WELLINGTON (Reuters) - New Zealand Prime Minister Jacinda Ardern’s government is to declare a climate emergency in a symbolic step to increase pressure for action to combat global warming.
The government will put forward a motion to declare the emergency next Wednesday, the government said as parliament reconvened after a general election won by Ardern’s party.
“We’ve always considered climate change to be a huge threat to our region, and it is something we must take immediate action on,” Ardern said, according to state broadcaster TVNZ.
“Unfortunately, we were unable to progress a motion around a climate emergency in parliament in the last term, but now we’re able to.”
Ardern returned to power last month delivering the biggest election victory for her centre-left Labour Party in half a century as voters rewarded her for a decisive response to the novel coronavirus.
The resounding win allows Ardern’s party to govern alone although she has joined forces with the Green Party for the next three-year term.
The newly elected members of parliament were sworn in on Tuesday and resumed work on Wednesday in New Zealand’s most diverse parliament ever.

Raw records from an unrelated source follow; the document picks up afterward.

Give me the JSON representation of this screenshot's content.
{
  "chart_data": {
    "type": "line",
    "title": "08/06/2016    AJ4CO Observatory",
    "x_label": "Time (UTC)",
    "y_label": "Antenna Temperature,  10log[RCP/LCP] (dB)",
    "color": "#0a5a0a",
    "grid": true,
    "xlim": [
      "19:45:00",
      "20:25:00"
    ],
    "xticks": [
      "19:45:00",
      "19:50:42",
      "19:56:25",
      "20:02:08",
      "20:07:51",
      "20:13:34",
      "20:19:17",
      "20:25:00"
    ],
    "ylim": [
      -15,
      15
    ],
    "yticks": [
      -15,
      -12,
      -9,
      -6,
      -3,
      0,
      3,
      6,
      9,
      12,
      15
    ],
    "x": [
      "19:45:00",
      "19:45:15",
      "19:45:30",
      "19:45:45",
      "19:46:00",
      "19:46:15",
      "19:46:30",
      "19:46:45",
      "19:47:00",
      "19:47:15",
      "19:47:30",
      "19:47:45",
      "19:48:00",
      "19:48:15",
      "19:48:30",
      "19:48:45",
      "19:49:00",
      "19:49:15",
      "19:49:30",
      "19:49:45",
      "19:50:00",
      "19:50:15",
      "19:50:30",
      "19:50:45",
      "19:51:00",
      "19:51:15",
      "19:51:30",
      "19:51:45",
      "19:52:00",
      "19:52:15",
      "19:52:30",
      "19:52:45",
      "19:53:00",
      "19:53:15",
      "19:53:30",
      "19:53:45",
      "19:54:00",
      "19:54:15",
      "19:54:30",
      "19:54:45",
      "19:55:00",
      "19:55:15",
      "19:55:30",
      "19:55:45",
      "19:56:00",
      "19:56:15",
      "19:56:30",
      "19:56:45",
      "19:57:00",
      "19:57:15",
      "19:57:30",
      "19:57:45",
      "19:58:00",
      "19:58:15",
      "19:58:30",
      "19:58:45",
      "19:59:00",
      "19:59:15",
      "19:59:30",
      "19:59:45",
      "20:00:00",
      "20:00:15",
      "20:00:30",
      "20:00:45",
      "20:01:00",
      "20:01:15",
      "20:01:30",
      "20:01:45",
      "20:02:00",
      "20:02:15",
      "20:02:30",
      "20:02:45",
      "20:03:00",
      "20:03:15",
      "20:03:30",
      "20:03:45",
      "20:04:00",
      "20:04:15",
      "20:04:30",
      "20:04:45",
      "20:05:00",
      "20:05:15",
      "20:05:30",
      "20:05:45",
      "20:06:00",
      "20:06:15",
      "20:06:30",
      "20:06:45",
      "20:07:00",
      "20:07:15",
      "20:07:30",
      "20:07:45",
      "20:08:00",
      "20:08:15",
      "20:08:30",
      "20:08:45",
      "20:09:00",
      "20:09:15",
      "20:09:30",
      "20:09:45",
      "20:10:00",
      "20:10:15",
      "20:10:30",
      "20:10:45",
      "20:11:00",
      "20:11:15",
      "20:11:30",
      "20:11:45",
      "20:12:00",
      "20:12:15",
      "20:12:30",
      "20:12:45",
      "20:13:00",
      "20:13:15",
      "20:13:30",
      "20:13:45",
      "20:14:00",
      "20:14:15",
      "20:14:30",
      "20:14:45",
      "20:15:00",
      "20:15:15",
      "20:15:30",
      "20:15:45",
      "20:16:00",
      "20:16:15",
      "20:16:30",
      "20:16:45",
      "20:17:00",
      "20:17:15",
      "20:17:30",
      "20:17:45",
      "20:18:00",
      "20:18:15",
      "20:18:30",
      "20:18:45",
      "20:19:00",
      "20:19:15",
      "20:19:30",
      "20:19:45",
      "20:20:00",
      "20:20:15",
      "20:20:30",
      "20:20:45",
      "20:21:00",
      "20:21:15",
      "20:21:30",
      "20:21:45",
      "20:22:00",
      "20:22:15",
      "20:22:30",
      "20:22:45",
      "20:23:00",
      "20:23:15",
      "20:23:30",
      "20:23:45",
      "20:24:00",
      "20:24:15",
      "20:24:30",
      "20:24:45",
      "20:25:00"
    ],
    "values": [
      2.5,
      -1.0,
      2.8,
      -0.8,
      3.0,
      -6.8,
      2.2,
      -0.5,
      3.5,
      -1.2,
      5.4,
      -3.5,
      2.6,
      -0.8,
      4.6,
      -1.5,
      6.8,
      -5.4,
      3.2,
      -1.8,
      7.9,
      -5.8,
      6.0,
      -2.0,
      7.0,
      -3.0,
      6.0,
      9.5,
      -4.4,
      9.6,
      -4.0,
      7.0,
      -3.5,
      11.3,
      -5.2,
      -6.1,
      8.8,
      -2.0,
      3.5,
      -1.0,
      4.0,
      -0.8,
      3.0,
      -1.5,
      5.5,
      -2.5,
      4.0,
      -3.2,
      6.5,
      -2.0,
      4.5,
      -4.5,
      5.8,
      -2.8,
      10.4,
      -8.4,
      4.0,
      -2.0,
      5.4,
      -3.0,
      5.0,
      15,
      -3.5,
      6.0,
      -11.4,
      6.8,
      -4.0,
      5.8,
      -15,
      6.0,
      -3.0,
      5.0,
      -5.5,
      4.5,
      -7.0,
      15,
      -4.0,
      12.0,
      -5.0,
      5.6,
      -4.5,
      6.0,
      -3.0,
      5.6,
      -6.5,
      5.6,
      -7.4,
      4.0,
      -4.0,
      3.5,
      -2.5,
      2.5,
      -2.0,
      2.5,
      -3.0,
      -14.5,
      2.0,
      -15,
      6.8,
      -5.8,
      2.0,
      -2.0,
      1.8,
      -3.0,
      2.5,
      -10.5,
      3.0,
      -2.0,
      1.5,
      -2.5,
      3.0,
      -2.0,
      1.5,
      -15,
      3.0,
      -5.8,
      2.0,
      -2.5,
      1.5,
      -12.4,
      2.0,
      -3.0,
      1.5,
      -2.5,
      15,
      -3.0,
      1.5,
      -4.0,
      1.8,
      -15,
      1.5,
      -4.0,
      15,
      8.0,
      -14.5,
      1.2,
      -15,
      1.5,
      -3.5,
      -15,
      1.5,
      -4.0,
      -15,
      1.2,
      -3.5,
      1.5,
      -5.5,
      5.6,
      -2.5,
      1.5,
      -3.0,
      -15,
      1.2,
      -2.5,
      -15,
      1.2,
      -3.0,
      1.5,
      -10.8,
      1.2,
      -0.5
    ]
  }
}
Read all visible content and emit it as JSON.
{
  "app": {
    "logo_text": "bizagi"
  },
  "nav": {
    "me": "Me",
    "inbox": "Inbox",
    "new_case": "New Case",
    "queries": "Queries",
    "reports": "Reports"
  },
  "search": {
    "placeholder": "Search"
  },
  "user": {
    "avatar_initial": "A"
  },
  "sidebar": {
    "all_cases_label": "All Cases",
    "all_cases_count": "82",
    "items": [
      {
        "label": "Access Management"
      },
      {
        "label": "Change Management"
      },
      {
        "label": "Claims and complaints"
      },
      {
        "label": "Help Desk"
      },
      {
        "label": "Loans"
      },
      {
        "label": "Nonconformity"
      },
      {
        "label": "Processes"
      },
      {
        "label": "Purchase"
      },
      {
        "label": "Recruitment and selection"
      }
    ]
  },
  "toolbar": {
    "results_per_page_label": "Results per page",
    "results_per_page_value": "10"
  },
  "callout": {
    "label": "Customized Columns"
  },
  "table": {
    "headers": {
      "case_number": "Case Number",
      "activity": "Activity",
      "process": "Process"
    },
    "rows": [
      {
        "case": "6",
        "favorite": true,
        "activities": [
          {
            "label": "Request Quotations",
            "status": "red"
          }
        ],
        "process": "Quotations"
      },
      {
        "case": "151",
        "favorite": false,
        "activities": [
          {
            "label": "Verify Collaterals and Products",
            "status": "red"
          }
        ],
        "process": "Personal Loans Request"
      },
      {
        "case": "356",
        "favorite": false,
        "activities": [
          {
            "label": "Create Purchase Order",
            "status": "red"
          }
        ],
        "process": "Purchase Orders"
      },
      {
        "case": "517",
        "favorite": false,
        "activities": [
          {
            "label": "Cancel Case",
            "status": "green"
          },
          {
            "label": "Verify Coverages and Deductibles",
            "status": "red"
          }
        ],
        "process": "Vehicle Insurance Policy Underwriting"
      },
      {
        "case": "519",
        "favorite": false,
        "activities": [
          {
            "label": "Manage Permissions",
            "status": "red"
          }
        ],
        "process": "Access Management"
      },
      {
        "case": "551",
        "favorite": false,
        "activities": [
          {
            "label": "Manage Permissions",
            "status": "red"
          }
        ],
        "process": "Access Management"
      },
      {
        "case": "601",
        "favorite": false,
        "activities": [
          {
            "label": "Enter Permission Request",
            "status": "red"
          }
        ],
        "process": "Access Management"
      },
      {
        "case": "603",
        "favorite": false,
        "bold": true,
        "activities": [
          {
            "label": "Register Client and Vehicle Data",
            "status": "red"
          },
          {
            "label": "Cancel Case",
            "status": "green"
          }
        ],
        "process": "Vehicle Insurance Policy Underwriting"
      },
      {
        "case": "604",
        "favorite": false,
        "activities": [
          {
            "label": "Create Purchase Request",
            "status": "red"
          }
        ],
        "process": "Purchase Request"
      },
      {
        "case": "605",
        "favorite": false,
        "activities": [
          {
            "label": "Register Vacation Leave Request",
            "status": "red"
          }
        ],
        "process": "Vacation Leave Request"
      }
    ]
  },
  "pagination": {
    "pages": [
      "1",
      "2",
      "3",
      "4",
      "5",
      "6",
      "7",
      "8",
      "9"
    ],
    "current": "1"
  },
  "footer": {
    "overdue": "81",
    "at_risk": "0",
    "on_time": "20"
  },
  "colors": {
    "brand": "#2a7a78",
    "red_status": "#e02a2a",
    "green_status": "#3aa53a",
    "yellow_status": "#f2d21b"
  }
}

It has several people of colour, members of rainbow communities and a large number of women.
In her last term, Ardern’s government passed a Zero Carbon Bill, which sets the framework for net zero emissions by 2050, with cross-party support in parliament.
If a climate emergency is passed, New Zealand would join countries like Canada, France and Britain that have taken the same course to focus efforts on tackling climate change.
Last week, Japanese lawmakers declared a climate emergency and committed to a firm timetable for net-zero emissions.